- Theatrical release poster
- Directed by: Delmer Daves
- Screenplay by: George Froeschel Ronald Millar
- Based on: Came the Dawn 1949 novel by Roger Bax
- Produced by: Clarence Brown
- Starring: Clark Gable Gene Tierney Richard Haydn
- Cinematography: Robert Krasker
- Edited by: Frank Clarke
- Music by: Hans May
- Production company: Metro-Goldwyn-Mayer
- Distributed by: Metro-Goldwyn-Mayer
- Release dates: 18 March 1953 (UK); 1 May 1953 (U.S.);
- Running time: 94 minutes
- Country: United Kingdom
- Language: English
- Budget: $1.58 million
- Box office: $2.4 million

= Never Let Me Go (1953 film) =

1953 film by Delmer Daves

Never Let Me Go is a 1953 MGM adventure romance film starring Clark Gable and Gene Tierney, with Richard Haydn in credited support. The picture was made in Britain, directed by Delmer Daves, and produced by Clarence Brown.

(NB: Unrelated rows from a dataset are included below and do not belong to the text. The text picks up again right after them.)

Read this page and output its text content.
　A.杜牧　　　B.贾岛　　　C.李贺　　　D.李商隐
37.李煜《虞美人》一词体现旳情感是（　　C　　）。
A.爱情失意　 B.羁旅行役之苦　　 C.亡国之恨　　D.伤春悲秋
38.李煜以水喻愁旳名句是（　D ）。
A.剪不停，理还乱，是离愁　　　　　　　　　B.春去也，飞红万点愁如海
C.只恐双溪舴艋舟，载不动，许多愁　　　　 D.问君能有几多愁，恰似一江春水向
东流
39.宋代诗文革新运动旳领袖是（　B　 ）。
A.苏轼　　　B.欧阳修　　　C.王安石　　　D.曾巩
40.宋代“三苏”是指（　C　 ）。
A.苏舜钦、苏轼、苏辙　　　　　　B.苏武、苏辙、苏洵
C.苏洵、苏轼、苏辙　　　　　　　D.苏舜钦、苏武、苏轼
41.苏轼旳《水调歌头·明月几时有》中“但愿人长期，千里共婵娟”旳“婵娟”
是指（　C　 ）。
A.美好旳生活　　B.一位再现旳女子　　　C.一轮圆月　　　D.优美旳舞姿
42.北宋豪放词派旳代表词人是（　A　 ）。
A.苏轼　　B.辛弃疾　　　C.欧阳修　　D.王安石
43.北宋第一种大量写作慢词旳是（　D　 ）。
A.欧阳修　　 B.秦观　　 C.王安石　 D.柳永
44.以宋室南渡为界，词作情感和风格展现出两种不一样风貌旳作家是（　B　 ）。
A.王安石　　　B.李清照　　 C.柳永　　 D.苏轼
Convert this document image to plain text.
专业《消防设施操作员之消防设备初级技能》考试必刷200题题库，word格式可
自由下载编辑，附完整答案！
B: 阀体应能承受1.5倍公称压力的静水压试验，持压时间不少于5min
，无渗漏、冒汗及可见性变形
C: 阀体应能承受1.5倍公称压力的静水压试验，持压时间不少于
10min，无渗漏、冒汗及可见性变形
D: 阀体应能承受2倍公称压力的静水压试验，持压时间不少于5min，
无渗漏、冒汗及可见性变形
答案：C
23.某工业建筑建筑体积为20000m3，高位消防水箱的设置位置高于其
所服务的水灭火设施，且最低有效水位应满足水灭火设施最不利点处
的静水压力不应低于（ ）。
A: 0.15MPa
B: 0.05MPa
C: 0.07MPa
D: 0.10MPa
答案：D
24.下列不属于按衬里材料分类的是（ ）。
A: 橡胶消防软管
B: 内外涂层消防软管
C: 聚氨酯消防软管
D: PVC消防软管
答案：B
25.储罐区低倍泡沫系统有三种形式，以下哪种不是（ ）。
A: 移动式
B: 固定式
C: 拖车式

The screenplay was by George Froeschel and Ronald Millar, based on the 1949 novel Came the Dawn by Roger Bax.

Also appearing are Bernard Miles, Belita, Kenneth More, Karel Štěpánek, and Theodore Bikel. The movie was shot at MGM's Elstree Studios and on location in Cornwall, with sets by art director Alfred Junge.

==Plot==
Shortly after World War II, against strong cautions from both the U.S. consulate and the Soviet government, Moscow-based American newspaper reporter Philip Sutherland marries Russian ballerina Marya Lamarkina of the Bolshoi Ballet. They plan to settle in his native San Francisco eventually, though they realize that an exit visa for Marya will be difficult to obtain.

The Sutherlands honeymoon in Tallinn, where they encounter Marya's friend Svetlana, who is there with her English husband, Christopher Wellington St. John Denny. For taking pictures of his wife that include coastal topography in the background, Denny is accused of spying by the NKVD, the Russian secret police. He is sent home to England without his pregnant wife and banished from Russia.

Philip writes an article that annoys the government. He is transferred home to placate the Russian government, and sent back alone.

Because of strict Cold War censorship the couple can only communicate through letters smuggled by Philip's friend Steve Quillan, a respected English radio broadcaster who works in Moscow.

While visiting Christopher in Cornwall, Philip decides to smuggle the wives out of Russia. He buys a sea-kindly old Dutch sailboat and enlists the aid of experienced waterman Joe Brooks. Marya will be in Tallinn with the Bolshoi in mid-August, and arrangements for the rendezvous are made via Quillan. Christopher joins the rescue party at the last moment.

The threesome sail to the Gulf of Finland. Svetlana swims out from Tallinn and they pick her up, but the Bolshoi schedule has changed at the last minute and Marya is still dancing the lead in Swan Lake.

Philip swims ashore, where he is inconspicuous in the throng of beachgoers. He steals the uniform of a colonel in the medical corps from a cabana, and goes to the ballet. He is asked to treat an indisposed Russian general, is successful, and invited into his balcony box. When Marya is taking her bows she sees Philip in the audience and faints. The general sends him backstage to tend to the stricken ballerina. Acting swiftly, he insists she be taken to the hospital, and a limousine is provided. As they drive away, rival dancer and NDVD informant Valentina Alexandrovna recognizes Philip and alerts the authorities.

Philip overpowers the driver, and a desperate car chase ends with him deliberately driving off a pier into the Baltic Sea. Philip and Marya hide while their pursuers dive to locate their bodies. Stealthily, they swim together to the boat and freedom.

==Cast==
- Clark Gable as Philip Sutherland
- Gene Tierney as Marya Lamarkina
- Bernard Miles as Joe Brooks
- Richard Haydn as Christopher Wellington St. John Denny
- Belita as Valentina Alexandrovna
- Kenneth More as Steve Quillan
- Karel Štěpánek as Commissar
- Theodore Bikel as Lieutenant
- Anna Valentina as Svetlana Mikhailovna
- Frederick Valk as Kuragin
- Peter Illing as N.K.V.D. Man
- Robert Henderson as U.S. Ambassador
- Stanley Maxted as John Barnes
- Meinhart Maur as Lemkov
- Alexis Chesnakov as General Zhdanov

==Production==

Kenneth More says he got drunk the night before auditioning so he would not seem too young to play Gable's best friend.

==Reception==

According to MGM records the film earned $1,482,000 in the US and Canada and $936,000 elsewhere, resulting in a loss of $86,000.